Looking down from the summit of Montezuma Pass, are moving views of rolling grasslands and oak woodlands, fairy duster shrubs and agaves and inconspicuous wildlife that's mostly hidden to the naked eye.
To the west lies the San Raphael Valley, while the east showcases the San Pedro Valley, providing a glimpse of an endless border wall that separates Mexico and Arizona. This landscape is part of the Sky Island Region, a biodiverse hub that spans the southwestern United States and northwestern Mexico.
A popular picnic spot, Montezuma Pass, offers three distinct elevations and a historical marker, commemorating the entry point of the Coronado Expedition into Arizona. These grasslands have been utilized for livestock grazing since the late 17th and 18th centuries.
Navigating the winding dirt roads in the Huachuca Mountains transports travelers back in time. Environmental groups such as the Sky Island Alliance (SIA) are on a mission to preserve the region’s wild beauty.
SIA’s latest project calls for volunteers to survey approximately 160 miles of decommissioned forest service roads, aiming to curb the spread of invasive species, erosion and wildlife disturbance.
Bryon Lichtenhan, the stewardship specialist for SIA, stated that although the roads are administratively decommissioned, they’re still accessible to the public. He emphasized the area’s significance and said, “This is a really beautiful and important region for wildlife.”
The area is one of the last remaining open corridors for wildlife movement in between Sonora and Arizona and notably, it’s also jaguar territory.
In collaboration with the Forest Service and Borderlands Restoration Network, the SIA initiated a project to survey these road segments for future restoration.
Lichtenhan highlighted the need for volunteer efforts to enhance the valley and mountains, as part of a greater effort to improve the region.

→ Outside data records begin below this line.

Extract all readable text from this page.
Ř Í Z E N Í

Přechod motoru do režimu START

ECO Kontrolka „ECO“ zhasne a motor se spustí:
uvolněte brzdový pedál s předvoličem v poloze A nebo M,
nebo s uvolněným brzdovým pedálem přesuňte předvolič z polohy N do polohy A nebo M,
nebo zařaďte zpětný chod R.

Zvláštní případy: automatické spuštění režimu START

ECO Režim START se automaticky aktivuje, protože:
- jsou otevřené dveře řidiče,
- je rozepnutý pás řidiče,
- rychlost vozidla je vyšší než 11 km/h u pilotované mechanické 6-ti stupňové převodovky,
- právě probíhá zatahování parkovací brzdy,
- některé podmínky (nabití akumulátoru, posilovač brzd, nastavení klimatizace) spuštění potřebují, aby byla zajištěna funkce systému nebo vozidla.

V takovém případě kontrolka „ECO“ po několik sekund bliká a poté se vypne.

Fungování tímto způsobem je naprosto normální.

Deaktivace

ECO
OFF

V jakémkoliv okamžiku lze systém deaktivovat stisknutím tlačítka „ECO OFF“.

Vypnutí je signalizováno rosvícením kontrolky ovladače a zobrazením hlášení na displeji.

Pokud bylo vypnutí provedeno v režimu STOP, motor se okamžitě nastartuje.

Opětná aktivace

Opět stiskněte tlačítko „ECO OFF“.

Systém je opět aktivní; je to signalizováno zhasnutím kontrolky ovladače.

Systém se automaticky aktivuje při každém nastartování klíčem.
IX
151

Despite the absence of a border wall in this area, issues like erosion are becoming problematic, causing debris to get washed away with rain, filling up Mexican rancher’s stock tanks, nearby creeks and fragmenting the forest into smaller pockets. The excess water runoff is altering the landscape, hindering natural absorption by grasslands and trees.
Emily Burns, program director for SIA said closeby, there was once an oak grove in 2020, that was bulldozed for a parking lot for federal border wall construction. Although construction was canceled, scars were still left on the landscape.
“A road was cut in on the slopes of the Huachuca Mountains there, so that (the) border wall could come all the way over the Huachuca Mountains and extend in the San Rafael Valley,’ Burns said. “So if you’re driving here in 2020, this would have been a major construction site, there were steel bollards, sections of border wall pile, there were tanker trucks spraying water on the road, it was quite a scene.”
But the natural landscape has slowly started to heal.
“An interesting part of the history of attempts to modify the border when really it’s peaceful and there’s no construction, it is just fabulous habitat for wildlife,” Burns said.
Burns said about two-thirds of the state is walled off and in some places animals are no longer able to freely pass in between Sonora and Arizona, isolating species like ocelots and jaguars, who are cut off from the core population and unlikely to find a mate and reproduce.
The barrier has also disrupted seed disperses, affecting plant species’ ability to reproduce.
“We really consider the border wall a major evolutionary experiment that’s been set in motion and I think it’s up to all of us to try to prevent that experiment, leading to the extinction of species that are really iconic in North America and important to all of us,” Burns said.
The San Rafael Valley and Sky Islands for that matter, are known for their biodiversity. The region of mountain ranges span across four states and two countries, from Tucson, Arizona, all the way to Magdalena, Sonora.
Lichtenhan believes that wildlife populations will begin to contract away from the area.
“Part of why wildlife has been so numerous and healthy in these areas is because of the access to resources on both sides of the border,” Lichtenhan said. “Once you close those off, animals have to kind of pull back to where those major resources are available.”
SIA’s focus on rehabilitating old roads aims to provide wildlife with areas devoid of human impact or interaction with cars or ATVs.
“This project came from our desire to help this region recover, help make this an even more beneficial landscape for wildlife and that’s it,” Lichtenhan said.
With a network of wildlife cameras that cover 30 miles of border, SIA is able to document wildlife passageways. Burns hopes that the data will be able to convey more than just wildlife crossings.
“We want our wildlife community data to really tell the world that this is an incredibly important place where we do not need and cannot have a border wall in the future,” Burns said. “Right now, there are no current federal plans to build a border wall across the San Rafael Valley but there are law waivers in place and it could be that in the future, a presidential administration decides to build a border wall here.”
As volunteers work throughout the year to document road conditions, plans for restoration will be scheduled in the new year.
“Together we can really help to limit that erosive force in this area,” Lichtenhan said. “The sky’s the limit.”